5 million scans VOC archives online and searchable

Colonial history at your fingertips with one click

Amsterdam, 2 October 2023 – On Wednesday 4 October, the GLOBALISE project of the Huygens Institute and several partners will make the five million scans from the archives of the Dutch East India Company digitally available, which have been transcribed using automatic handwritten text recognition. This will make the information in these archives on such fraught topics as slavery and colonial violence many times easier to search and read. And that will lead to new perspectives on the colonial past.

Since 2003, the VOC archives have been recognised as UNESCO Memory of the World. The part of the archives thus made accessible, known as the Overgekomen Brieven en Papieren, contains detailed information about the VOC’s actions in the seventeenth and eighteenth centuries. The documents testify to Dutch colonial history in Asia. They are also important for the local historiography of societies with which the VOC came into contact.

New light on the history of colonialism and Asia

Text recognition will lead to new perspectives on the colonial past. Matthias van Rossum, project leader (IISG): ‘The searchability makes information in the archives much more complete and faster to find. For example, the consequences of the terrible depopulation of the island of Liuqiu near Taiwan by the VOC in 1636 can be found at the click of a button. We know that the VOC was not only a trading company but also acted as a colonial government. But far too little research has been done on that. These archives show how the VOC acted against colonised and non-European societies.’
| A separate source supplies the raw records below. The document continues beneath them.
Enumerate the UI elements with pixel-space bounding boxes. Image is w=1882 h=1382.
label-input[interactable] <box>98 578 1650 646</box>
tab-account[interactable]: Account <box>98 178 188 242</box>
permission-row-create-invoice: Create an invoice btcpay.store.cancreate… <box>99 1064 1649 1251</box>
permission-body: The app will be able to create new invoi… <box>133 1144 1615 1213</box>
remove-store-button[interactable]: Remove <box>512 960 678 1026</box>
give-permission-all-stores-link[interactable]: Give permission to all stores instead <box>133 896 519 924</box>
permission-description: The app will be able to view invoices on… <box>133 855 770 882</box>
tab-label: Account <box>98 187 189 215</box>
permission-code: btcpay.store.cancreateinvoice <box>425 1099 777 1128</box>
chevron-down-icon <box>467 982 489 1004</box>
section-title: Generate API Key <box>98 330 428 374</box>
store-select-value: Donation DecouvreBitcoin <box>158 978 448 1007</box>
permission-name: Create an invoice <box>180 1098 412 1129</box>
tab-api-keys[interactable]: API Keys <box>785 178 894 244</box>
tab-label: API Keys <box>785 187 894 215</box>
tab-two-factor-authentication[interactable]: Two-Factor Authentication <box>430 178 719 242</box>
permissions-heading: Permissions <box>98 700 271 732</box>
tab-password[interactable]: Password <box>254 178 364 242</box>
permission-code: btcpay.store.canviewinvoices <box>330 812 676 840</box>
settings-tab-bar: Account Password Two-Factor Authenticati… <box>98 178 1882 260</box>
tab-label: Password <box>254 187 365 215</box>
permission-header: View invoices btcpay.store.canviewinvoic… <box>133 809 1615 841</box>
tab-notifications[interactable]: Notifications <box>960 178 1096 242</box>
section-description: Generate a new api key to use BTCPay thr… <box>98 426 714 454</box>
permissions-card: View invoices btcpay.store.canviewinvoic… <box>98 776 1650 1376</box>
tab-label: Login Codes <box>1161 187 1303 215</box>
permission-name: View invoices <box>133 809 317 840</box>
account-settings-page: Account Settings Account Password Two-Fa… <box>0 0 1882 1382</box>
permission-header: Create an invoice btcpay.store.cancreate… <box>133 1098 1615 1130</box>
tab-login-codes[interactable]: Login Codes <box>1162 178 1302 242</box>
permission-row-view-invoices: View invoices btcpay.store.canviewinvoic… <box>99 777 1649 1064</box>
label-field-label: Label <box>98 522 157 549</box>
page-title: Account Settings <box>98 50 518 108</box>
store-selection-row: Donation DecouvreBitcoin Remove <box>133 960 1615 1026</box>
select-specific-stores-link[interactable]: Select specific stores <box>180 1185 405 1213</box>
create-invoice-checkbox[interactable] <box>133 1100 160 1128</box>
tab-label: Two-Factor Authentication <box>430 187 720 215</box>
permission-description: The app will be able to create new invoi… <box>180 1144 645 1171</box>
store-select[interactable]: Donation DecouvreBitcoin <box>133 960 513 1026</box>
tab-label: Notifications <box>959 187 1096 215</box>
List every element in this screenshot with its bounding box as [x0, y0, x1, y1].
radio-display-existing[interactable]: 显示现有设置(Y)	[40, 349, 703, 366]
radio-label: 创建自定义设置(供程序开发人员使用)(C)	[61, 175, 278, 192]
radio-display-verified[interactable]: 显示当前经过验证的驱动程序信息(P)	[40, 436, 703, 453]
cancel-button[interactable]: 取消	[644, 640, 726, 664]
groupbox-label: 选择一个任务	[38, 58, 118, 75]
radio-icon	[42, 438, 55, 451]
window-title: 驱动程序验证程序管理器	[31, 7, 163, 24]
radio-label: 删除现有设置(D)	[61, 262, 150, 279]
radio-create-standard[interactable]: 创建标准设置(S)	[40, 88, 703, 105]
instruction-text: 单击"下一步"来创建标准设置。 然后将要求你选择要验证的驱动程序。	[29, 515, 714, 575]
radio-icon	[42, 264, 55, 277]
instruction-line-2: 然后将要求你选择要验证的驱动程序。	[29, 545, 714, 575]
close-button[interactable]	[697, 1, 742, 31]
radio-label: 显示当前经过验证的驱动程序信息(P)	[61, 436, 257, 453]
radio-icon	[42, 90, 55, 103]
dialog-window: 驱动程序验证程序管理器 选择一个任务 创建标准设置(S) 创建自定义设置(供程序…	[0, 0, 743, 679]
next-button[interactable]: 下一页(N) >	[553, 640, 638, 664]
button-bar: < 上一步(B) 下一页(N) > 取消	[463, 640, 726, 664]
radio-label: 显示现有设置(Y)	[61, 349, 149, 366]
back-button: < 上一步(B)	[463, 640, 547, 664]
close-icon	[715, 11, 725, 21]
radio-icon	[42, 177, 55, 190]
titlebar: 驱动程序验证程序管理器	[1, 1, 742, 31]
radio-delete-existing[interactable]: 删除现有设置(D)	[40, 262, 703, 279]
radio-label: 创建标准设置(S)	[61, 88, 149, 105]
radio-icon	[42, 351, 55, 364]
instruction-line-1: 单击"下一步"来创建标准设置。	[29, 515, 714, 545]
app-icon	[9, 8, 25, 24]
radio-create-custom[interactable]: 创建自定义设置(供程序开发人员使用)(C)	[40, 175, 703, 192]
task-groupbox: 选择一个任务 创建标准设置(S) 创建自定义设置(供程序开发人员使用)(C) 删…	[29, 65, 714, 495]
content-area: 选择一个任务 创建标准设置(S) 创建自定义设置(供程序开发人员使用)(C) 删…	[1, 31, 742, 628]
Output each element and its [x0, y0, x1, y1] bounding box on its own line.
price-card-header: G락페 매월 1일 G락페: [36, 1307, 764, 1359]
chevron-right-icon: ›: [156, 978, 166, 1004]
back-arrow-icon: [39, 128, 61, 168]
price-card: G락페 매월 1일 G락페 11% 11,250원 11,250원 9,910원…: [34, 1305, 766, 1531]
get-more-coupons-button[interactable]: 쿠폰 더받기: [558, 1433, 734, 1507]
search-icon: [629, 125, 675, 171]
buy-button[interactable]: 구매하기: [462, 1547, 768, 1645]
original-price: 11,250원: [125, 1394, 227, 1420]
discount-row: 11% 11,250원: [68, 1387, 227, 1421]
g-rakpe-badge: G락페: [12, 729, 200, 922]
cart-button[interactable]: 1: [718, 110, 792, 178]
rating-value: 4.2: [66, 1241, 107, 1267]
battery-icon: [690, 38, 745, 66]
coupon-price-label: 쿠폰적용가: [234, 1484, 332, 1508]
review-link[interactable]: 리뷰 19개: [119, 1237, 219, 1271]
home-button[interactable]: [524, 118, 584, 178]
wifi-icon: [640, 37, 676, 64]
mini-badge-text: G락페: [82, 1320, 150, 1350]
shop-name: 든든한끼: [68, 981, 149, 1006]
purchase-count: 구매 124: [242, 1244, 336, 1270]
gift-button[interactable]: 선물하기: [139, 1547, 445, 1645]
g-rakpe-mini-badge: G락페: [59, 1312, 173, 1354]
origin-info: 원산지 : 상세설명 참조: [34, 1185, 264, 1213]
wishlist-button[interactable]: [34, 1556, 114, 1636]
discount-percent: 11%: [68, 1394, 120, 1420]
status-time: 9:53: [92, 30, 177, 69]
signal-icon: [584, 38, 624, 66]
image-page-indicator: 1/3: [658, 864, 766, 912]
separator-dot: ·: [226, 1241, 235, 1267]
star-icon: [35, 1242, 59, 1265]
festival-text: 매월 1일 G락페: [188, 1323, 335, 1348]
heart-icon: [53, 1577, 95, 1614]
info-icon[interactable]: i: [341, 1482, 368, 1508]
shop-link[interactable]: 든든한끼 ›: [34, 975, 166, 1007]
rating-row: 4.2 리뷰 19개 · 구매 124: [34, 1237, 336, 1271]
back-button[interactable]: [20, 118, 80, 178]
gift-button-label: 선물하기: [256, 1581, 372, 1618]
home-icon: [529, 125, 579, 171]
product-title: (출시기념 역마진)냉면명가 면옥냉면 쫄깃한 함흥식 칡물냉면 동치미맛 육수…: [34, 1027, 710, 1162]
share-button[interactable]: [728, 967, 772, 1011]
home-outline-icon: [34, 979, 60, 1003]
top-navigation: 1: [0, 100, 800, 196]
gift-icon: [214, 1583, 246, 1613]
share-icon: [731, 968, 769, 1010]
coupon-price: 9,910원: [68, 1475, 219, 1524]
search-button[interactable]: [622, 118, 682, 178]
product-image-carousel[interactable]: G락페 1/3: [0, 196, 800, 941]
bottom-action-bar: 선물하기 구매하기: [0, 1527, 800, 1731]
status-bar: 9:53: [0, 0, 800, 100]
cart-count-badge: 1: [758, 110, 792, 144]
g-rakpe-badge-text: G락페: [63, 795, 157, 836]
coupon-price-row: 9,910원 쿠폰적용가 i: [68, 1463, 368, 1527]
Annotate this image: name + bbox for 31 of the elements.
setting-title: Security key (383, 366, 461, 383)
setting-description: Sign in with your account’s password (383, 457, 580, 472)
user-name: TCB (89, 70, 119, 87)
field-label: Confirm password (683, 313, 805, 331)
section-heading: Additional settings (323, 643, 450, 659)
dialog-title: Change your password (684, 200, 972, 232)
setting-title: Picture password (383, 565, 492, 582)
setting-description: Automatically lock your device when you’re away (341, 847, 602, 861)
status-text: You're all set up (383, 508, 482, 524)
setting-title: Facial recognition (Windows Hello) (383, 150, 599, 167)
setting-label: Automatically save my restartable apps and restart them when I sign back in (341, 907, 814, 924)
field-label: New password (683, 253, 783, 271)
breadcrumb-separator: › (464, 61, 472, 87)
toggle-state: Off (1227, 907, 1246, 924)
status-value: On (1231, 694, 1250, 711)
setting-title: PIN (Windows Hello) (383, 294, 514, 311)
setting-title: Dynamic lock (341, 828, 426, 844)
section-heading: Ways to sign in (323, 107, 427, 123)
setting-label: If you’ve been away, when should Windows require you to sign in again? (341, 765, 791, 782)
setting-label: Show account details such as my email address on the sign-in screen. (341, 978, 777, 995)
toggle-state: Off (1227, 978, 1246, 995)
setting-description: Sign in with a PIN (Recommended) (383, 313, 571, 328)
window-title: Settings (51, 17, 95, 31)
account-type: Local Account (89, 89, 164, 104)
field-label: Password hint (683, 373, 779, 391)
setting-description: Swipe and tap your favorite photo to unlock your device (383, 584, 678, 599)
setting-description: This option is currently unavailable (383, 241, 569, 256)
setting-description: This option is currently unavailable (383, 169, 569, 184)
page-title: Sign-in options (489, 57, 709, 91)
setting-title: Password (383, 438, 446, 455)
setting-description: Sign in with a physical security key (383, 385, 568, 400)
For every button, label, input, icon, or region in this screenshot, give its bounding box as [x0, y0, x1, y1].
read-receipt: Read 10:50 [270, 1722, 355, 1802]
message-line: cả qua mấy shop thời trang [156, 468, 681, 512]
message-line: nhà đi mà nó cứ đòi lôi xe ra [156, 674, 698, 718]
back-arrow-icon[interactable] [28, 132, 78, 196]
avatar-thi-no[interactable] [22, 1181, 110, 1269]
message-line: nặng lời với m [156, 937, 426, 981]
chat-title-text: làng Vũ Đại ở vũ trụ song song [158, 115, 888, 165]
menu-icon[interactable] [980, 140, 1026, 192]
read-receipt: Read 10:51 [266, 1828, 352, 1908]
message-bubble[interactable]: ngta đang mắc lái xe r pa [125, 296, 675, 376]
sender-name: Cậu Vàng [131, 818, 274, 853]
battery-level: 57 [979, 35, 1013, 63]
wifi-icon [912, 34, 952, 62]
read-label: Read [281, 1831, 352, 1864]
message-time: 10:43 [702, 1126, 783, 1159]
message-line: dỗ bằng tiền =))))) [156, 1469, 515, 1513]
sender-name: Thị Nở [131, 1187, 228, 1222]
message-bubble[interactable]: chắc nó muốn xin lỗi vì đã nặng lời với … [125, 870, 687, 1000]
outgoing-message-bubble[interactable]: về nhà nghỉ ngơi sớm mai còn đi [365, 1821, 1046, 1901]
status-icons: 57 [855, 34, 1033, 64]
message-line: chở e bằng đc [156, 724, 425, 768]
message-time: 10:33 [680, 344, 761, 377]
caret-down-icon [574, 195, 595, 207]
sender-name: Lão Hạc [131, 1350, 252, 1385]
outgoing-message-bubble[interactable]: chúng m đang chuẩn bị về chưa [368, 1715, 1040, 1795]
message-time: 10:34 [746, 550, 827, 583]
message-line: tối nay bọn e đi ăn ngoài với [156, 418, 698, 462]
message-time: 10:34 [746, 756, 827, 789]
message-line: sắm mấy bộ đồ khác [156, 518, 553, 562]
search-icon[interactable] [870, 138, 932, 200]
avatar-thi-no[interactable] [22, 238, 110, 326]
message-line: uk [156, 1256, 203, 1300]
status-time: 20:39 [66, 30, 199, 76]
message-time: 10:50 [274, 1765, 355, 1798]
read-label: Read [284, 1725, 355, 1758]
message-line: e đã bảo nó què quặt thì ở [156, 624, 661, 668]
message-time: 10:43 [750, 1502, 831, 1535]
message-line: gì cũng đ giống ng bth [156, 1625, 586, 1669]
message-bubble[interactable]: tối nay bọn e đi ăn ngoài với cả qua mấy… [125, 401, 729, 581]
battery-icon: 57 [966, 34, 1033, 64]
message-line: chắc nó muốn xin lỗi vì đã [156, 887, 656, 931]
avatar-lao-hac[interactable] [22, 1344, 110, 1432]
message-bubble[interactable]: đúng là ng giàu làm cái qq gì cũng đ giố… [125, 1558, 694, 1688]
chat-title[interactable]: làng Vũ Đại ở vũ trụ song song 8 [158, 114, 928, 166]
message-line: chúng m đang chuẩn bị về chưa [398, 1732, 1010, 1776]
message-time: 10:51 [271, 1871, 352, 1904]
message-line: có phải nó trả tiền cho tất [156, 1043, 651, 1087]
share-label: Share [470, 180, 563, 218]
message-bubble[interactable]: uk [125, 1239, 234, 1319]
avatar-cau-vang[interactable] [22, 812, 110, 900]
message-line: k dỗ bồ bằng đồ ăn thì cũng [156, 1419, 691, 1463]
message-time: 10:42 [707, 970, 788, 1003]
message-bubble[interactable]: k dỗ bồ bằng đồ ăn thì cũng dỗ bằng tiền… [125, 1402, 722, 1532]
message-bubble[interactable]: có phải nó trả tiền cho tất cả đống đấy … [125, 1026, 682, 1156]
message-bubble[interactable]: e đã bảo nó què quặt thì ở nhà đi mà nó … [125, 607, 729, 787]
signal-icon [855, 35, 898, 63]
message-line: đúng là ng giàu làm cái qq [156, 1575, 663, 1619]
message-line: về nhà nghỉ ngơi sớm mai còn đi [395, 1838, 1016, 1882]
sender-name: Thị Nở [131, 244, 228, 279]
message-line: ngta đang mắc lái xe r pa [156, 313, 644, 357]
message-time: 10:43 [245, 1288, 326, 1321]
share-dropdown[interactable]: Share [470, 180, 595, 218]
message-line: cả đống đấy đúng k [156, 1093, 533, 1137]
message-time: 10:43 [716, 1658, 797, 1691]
The archives contain information about lots of people, places and events in a huge area. That offers opportunities for all kinds of research. And not only in the Netherlands, but especially worldwide. Manjusha Kuruppath, researcher (Huygens Institute): ‘You can do genealogical research and look for references to people. Or to local histories, for instance in Indonesia or India, by looking for information about events, places or communities. You can even find information about phenomena such as disease and climate, which in turn can be of great interest for world historiography.’

This is only the first version of transcripts in a simple search environment. There is much more to come. Lodewijk Petram, project manager (Huygens Institute): ‘We find it very important that this data is available to as many people as possible as soon as possible. We expect to come up with an improved version by the end of the year. We do not limit our work only to text recognition. We are also bringing together data that gives contextual information to certain terms. And we are working on a search interface that supports new research methods. This will also make the VOC archives more accessible to an international audience.’

Text recognition for world heritage

The text recognition was made with the KNAW Humanities Cluster’s open-source Loghi transcription software. Recently, the VOC archives in the Netherlands, Indonesia and Sri Lanka, among others, have been largely digitised. The GLOBALISE project was awarded a grant from the Netherlands Organisation for Scientific Research (NWO) in 2021 to develop a digital research infrastructure for part of these archives.

GLOBALISE is a project of the Huygens Institute in cooperation with the International Institute of Social History, the National Archive, the Digital Infrastructure Department of the KNAW Humanities Cluster, the Vrije Universiteit Amsterdam and the University of Amsterdam.